California will begin selling its own brand of affordable insulin starting January 1, 2026, Governor Gavin Newsom announced on Thursday. The move comes nearly three years after the state first revealed its plan to partner with manufacturers to produce and distribute lower-cost generic drugs.
The state’s initiative, known as “CalRx,” is a partnership with the nonprofit Civica, which will also make its affordable insulin available to pharmacies across the United States. California allocated $50 million toward the development of this medication. Insulin pens will be offered at a recommended price of $11 per pen, or $55 for a five-pack, according to Civica.
At a news conference in Los Angeles, Newsom stated, “You don’t need a new prescription. It’s access on the basis of affordability.”
This effort is part of a broader strategy by California to reduce prescription drug costs by providing generic alternatives. Earlier this year, Newsom announced that the state would also begin selling Naloxone, a medication used to reverse opioid overdoses.
The state’s agreement with Civica and Biocon Biologics is set for ten years and began in early 2023. Officials hope that California’s entry into the insulin market will drive down prices for consumers. The new insulin pens will be interchangeable with glargine, a generic version of a commonly used once-daily injection. For comparison, a five-pack of Eli Lilly’s Rezvoglar is priced at over $88 for pharmacies, though the final cost to consumers may vary depending on insurance.

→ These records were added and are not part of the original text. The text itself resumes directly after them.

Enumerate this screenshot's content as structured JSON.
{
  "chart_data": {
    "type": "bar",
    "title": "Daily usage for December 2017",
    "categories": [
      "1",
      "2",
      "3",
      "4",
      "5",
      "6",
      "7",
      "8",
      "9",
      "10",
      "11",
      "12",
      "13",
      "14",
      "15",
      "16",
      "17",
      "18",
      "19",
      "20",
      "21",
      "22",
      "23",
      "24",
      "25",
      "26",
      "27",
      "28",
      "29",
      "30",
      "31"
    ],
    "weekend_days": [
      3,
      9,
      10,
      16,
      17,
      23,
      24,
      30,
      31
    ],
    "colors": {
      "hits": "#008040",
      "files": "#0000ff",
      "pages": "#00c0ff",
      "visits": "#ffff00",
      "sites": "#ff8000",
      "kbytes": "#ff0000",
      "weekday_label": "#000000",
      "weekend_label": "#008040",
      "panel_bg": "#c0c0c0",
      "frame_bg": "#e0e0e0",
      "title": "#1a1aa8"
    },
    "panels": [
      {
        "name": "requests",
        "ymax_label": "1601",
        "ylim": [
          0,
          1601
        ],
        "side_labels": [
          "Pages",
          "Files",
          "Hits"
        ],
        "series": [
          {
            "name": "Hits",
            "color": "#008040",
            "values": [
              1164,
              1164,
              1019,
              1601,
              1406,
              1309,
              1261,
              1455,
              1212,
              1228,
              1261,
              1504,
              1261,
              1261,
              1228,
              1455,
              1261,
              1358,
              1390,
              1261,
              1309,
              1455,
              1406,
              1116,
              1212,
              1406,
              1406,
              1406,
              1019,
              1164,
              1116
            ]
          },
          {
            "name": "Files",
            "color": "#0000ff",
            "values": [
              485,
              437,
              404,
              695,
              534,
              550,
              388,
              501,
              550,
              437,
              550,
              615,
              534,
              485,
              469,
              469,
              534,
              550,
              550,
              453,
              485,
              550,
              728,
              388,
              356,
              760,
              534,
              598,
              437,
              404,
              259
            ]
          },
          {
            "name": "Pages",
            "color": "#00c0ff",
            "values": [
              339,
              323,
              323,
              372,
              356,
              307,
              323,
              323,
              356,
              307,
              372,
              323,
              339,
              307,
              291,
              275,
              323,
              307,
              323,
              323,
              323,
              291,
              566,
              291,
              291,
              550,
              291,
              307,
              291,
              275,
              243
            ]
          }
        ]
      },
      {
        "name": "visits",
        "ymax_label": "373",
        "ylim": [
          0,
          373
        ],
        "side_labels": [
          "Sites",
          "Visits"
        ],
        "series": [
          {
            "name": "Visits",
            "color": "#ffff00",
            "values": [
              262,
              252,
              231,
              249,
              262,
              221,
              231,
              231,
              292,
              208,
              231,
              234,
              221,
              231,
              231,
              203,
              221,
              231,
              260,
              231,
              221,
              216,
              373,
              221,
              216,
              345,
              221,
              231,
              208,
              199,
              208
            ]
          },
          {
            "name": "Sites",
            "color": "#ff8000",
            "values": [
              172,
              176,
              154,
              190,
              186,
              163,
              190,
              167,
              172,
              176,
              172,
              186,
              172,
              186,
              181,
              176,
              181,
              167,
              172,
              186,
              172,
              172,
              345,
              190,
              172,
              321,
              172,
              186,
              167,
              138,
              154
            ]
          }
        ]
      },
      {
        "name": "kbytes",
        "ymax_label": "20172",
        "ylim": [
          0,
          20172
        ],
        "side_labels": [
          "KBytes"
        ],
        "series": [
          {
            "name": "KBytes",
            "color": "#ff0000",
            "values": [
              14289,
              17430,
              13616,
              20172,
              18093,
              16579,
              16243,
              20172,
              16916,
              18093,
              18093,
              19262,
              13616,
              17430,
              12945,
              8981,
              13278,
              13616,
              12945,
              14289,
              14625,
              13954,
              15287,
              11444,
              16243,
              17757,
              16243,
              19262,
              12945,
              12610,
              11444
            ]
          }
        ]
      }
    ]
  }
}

According to the American Diabetes Association, about 38 million Americans have diabetes, including approximately 3.5 million Californians.
Chris Noble, organizing director of Health Access California, commented on the announcement: “California consumers need relief now, so health advocates are relieved to see CalRx moving quickly to lower insulin costs for the people of California while continuing to pursue other needed prescription drug cost solutions.”
However, state analysts have cautioned that California’s move could lead other manufacturers to reduce the availability of their drugs. In 2022, state lawmakers approved $100 million for the project, with half allocated for developing three types of insulin and the remainder intended for investment in a manufacturing facility.